I was reading a book called "All Your Worth" about how to save and use your money wisely. It was actually quite practical and useful, and I thought that the majority of the American population should be reading this book, including the government. If it works for the ordinary man, it should work for the national government. Anyway, the authors were talking about the amount of credit card debt this country is floundering under. In fact, much of the book was dedicated to making a financial plan that would get you out of such a debt and start preparing for the future. Luckily, that part didn't really apply to me as I do not carry a balance on my credit card. It kind of frightens me how many people carry a balance on their card and how much that balance is. I am grateful for parents who taught me to be financially responsible.

But credit card companies don't really care if you pay off your bill every month. In fact, they prefer that you don't because they can slap on interest rates and other miscellaneous fees, which is where they make their millions. It's not surprising that they would infiltrate college campuses and send recent graduates offers in the mail on a weekly basis. It's no surprise that they entice the over-spending public with enticing offers such as 0% interest on balance transfers, rewards and points, cash back and low introductory rates. I admit that I have been succored into some of these offers, but in the end... it's still a credit card, which means it isn't real money.

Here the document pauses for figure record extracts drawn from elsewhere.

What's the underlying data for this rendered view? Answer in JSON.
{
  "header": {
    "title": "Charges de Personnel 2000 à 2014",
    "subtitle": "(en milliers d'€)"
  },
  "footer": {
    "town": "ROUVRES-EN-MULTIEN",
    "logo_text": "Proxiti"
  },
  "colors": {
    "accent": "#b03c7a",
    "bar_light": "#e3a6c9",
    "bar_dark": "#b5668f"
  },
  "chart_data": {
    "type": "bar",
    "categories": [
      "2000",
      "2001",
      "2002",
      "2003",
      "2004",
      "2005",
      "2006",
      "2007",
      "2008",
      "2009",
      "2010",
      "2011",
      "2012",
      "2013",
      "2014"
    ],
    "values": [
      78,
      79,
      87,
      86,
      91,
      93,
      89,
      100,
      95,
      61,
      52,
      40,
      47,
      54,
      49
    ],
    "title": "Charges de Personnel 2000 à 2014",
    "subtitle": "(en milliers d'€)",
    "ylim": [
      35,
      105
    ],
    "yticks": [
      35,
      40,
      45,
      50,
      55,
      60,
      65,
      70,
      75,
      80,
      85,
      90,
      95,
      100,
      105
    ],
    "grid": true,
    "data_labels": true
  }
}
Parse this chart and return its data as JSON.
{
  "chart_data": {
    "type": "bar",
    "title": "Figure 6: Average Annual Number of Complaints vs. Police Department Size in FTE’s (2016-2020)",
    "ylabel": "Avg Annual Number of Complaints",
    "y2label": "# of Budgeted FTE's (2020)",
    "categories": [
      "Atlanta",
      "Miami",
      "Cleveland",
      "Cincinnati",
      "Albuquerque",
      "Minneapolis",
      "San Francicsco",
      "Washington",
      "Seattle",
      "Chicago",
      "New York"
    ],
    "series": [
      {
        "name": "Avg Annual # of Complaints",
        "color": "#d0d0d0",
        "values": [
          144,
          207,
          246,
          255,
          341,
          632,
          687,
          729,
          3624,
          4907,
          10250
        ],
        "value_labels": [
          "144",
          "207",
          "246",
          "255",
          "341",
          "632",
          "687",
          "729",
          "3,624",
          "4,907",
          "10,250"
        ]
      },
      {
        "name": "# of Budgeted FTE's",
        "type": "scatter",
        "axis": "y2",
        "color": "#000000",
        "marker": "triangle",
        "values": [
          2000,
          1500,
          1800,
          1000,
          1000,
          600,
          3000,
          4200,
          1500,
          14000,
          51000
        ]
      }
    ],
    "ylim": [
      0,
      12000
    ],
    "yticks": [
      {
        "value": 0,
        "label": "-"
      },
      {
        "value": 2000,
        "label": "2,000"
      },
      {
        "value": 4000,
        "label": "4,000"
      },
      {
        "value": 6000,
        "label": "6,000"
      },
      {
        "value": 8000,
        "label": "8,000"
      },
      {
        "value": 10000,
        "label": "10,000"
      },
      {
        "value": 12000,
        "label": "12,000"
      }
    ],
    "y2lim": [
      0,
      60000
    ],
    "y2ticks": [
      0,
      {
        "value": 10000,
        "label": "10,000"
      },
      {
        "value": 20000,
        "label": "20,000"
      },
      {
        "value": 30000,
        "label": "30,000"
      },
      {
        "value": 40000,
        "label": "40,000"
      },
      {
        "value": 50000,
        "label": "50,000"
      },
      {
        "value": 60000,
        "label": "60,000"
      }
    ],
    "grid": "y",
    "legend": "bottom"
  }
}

I don't think it's bad to have a credit card to build credit and use to buy plane tickets and other such large purchases, but if you can't afford to pay for it right now, then perhaps you shouldn't bother buying it. The reality is that you might think that buying some item because it's on sale and it's a super good deal is a good idea, but you might not think so when you put it on your card and take 10 years to pay it back... you will find that you just spent $1200 for an item that was only worth $150. So many people get in trouble one purchase at a time not realizing how quickly they are digging a never ending pit for themselves. It kind of disgusts me that credit card companies target college kids and young people who probably don't have the funds or discipline to handle having a credit card (this is a gross generalization, and I have no intention of offending anyone). And then they send these offers to me in the mail at least once a week. It's relentless and insane and a waste of their money because I just rip them up and throw them away. They should feel bad about the effect all this superfluous printing is having on our environment. Cameron and I talked about writing RETURN TO SENDER on them. Perhaps it is time to put an end to the evil empire.

1 comment:

Nicole Cave said...

We honestly never use a credit card unless we are going out of town and we know that we can pay it off. I simply hate them!!